Estudiantes trató de reaccionar como pudo. Adelantó las líneas, y, ya con el ingreso de Cerutti, trató de ser algo más punzante. Igual, los colombianos siempre dieron una sensación de mayor peligrosidad, sobre todo por la decisión y por la fuerza con la que encararon los ataques. Sólo la falta de profundidad de los locales no puso en mayores inconvenientes al conjunto platense.
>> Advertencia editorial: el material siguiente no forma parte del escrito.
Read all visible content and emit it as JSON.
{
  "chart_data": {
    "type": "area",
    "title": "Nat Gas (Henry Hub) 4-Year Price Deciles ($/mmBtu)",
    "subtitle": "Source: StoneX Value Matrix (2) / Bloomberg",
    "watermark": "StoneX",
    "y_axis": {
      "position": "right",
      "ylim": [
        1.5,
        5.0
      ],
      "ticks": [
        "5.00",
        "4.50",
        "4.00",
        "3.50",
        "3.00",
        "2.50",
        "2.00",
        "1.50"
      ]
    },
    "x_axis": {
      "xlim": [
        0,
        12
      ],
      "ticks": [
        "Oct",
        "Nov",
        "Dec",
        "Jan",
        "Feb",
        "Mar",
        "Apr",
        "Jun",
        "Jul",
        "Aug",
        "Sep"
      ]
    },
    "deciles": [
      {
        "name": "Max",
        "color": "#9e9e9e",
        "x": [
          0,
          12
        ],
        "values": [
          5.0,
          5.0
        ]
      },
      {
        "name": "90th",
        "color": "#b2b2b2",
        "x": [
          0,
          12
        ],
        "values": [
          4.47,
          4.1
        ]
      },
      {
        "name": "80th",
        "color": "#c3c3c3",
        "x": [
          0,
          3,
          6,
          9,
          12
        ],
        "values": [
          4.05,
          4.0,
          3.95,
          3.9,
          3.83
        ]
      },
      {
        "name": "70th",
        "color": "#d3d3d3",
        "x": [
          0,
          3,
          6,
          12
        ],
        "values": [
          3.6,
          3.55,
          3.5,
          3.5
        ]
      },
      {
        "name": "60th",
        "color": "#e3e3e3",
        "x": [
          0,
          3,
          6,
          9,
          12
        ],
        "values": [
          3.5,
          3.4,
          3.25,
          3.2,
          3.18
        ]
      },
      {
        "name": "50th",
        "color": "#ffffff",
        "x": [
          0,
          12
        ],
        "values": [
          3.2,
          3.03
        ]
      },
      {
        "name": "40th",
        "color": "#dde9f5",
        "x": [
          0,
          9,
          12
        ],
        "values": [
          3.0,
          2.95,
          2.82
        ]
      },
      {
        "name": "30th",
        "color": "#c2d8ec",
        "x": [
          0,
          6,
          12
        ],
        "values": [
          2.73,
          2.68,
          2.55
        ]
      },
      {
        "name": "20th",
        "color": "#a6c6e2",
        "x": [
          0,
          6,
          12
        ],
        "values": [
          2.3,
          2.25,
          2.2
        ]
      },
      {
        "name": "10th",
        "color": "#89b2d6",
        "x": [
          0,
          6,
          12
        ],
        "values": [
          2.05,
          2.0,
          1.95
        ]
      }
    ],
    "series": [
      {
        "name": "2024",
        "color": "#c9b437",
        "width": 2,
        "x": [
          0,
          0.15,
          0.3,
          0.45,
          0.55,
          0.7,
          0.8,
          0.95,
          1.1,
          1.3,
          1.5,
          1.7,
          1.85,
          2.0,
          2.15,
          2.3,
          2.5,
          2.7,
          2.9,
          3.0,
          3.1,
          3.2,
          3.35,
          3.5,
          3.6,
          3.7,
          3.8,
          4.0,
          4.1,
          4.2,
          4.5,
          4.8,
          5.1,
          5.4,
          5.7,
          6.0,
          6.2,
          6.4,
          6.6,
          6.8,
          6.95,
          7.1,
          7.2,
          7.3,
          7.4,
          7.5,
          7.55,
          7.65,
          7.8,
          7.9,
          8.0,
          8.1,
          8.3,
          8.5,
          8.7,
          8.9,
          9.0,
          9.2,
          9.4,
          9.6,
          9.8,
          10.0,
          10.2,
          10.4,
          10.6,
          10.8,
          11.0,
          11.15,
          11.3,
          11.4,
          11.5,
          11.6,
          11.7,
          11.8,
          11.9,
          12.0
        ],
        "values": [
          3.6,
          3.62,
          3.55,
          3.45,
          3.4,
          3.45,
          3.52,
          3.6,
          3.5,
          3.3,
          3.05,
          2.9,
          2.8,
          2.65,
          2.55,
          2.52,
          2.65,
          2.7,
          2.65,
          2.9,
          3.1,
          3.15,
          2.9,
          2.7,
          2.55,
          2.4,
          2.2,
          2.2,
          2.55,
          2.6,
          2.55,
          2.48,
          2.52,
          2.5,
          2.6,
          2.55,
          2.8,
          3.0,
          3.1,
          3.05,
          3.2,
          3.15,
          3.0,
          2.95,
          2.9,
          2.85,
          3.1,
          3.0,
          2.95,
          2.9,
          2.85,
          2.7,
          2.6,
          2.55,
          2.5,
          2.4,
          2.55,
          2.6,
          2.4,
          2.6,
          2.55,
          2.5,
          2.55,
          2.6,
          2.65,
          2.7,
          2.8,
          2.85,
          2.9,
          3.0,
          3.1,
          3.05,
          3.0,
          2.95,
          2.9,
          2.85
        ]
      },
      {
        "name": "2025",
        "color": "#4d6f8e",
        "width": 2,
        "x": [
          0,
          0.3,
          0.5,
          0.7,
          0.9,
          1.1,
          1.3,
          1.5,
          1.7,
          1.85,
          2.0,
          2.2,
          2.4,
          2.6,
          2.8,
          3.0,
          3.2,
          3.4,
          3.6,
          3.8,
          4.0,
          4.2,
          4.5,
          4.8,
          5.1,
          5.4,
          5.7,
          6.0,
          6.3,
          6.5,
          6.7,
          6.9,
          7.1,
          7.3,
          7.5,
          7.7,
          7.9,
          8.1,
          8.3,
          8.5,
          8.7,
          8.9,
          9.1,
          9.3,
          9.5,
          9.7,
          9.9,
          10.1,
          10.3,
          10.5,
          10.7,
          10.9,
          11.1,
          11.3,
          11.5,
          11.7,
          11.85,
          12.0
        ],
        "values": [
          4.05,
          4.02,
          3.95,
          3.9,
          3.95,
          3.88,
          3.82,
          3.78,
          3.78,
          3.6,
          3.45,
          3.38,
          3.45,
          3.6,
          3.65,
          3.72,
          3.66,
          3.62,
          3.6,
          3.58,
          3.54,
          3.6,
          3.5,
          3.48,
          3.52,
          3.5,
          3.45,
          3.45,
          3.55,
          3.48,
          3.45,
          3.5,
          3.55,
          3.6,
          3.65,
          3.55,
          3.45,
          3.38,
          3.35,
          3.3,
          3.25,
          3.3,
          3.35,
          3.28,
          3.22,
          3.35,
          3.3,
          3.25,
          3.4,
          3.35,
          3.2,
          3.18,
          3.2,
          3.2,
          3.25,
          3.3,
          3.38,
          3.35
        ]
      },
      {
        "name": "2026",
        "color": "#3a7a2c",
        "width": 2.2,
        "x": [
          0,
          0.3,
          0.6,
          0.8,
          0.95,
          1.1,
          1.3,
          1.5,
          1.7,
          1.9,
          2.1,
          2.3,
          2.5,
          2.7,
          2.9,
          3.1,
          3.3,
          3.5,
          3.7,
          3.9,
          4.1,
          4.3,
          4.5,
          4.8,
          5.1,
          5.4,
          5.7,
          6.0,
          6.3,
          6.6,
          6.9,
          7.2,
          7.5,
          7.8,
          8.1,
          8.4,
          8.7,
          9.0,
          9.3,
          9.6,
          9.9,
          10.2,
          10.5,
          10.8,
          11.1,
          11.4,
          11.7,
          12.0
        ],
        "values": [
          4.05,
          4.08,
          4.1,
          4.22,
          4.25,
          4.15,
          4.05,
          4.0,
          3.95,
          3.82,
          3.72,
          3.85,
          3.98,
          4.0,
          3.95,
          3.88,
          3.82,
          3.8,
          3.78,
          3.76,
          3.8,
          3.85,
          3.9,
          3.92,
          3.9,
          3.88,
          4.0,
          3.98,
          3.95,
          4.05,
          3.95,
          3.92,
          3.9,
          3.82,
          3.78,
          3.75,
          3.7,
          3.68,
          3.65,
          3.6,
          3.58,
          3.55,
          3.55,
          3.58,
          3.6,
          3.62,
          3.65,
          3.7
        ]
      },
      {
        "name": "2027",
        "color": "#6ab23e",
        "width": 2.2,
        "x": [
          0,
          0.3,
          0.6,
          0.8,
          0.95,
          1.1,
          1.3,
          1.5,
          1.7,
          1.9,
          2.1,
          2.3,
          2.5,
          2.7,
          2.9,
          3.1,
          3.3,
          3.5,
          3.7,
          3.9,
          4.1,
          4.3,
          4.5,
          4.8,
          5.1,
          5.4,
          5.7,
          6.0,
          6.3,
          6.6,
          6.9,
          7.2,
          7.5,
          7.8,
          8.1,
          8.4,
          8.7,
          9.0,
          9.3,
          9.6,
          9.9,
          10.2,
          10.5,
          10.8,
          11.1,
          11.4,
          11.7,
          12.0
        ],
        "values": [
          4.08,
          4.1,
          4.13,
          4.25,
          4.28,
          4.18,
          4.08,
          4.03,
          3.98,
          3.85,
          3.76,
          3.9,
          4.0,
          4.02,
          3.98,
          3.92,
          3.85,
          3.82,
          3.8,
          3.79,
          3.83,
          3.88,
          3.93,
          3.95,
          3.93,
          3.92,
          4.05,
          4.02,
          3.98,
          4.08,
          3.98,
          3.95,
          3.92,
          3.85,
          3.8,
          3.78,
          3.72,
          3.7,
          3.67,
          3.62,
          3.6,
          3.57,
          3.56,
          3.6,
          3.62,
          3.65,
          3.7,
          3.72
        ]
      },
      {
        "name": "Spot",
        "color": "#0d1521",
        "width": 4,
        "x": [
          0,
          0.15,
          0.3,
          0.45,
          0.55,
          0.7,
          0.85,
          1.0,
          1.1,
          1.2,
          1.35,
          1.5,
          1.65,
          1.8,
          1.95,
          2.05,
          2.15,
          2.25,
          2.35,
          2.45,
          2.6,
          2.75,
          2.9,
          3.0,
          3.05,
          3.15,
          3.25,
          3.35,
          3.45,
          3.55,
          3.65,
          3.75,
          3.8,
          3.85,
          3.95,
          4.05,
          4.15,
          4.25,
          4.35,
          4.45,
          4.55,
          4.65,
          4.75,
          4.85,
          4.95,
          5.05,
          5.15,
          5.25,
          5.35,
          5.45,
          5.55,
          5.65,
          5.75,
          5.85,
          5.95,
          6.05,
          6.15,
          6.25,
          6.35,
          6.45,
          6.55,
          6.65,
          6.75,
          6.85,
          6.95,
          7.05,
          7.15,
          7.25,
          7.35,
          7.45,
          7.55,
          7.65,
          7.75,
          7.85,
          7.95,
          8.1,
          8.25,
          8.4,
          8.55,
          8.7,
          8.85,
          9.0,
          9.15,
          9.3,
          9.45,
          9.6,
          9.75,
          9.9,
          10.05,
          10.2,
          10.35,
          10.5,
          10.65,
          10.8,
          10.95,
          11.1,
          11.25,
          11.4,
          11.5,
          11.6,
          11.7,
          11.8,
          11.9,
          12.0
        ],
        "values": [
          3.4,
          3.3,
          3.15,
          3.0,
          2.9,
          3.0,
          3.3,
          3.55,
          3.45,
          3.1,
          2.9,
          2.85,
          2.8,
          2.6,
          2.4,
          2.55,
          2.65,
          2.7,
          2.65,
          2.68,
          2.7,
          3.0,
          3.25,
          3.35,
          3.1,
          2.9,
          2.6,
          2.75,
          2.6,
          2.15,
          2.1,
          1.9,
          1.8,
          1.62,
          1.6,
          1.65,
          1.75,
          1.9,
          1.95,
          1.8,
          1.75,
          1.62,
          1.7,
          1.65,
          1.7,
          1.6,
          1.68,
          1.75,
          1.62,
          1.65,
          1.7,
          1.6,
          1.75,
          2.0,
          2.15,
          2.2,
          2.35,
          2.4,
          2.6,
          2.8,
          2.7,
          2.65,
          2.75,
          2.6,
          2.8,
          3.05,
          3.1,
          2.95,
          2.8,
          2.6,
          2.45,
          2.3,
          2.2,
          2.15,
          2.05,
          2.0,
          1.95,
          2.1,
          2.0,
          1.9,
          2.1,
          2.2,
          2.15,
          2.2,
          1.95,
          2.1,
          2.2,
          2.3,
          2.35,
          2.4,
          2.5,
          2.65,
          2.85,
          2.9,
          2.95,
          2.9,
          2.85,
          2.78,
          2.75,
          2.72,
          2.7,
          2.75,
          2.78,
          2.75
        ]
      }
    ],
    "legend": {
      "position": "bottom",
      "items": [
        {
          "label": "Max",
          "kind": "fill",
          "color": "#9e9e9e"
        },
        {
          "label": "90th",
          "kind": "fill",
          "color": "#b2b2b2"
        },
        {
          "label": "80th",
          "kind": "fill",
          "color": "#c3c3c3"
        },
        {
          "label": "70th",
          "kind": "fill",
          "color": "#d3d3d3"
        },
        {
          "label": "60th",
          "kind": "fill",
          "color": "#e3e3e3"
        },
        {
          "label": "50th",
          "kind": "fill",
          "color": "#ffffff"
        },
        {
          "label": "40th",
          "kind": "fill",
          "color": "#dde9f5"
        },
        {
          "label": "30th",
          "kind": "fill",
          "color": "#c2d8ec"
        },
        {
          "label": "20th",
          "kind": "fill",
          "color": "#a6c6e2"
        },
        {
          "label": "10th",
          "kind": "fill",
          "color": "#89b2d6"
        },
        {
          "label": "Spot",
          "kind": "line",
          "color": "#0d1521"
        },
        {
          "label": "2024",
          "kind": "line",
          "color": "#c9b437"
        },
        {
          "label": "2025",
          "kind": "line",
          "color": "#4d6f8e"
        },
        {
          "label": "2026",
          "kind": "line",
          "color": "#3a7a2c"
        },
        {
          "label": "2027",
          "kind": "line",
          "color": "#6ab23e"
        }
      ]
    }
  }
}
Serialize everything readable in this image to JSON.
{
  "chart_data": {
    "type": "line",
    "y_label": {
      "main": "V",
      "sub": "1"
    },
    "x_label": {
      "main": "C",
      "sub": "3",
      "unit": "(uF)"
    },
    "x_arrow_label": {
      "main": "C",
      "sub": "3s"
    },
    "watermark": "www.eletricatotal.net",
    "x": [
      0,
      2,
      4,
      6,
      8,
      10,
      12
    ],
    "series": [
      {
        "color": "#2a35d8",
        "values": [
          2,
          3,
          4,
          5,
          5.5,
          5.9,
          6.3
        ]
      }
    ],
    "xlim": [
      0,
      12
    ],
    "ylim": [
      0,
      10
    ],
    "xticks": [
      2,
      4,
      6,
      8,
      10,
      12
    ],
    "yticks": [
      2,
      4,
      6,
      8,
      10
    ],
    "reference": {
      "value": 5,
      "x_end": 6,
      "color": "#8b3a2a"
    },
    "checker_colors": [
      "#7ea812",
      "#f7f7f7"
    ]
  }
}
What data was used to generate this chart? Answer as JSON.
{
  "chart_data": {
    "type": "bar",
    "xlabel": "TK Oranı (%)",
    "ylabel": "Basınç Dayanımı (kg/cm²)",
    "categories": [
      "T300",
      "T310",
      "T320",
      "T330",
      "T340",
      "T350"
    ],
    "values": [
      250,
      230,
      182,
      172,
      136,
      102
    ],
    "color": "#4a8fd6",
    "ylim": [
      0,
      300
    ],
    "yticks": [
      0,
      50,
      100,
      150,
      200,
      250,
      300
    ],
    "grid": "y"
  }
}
La dinámica creció con el transcurrir del tiempo y también se encendieron los ánimos. La fricción se volvió inevitable, y en un par de ocasiones los jugadores quedaron cara a cara y entre manotazos, como Damonte y el argentino Omar Pérez. Los ademanes de Milito, cuando aún faltaban varios minutos, señalaron que las cosas estaban bastante mal. Fueron momentos de grietas defensivas y en los que Navarro sostuvo el resultado. Los malos augurios se materializaron con un toque de Roa definido por Rivera. La historia pudo haber cambiado con el bombazo de Jara en el travesaño o con un cabezazo de Carrillo. No hubo caso. Esquiva, la Copa Libertadores no admite distracciones. Mucho menos titubeos. Estudiantes lo comprobó. Milito, también.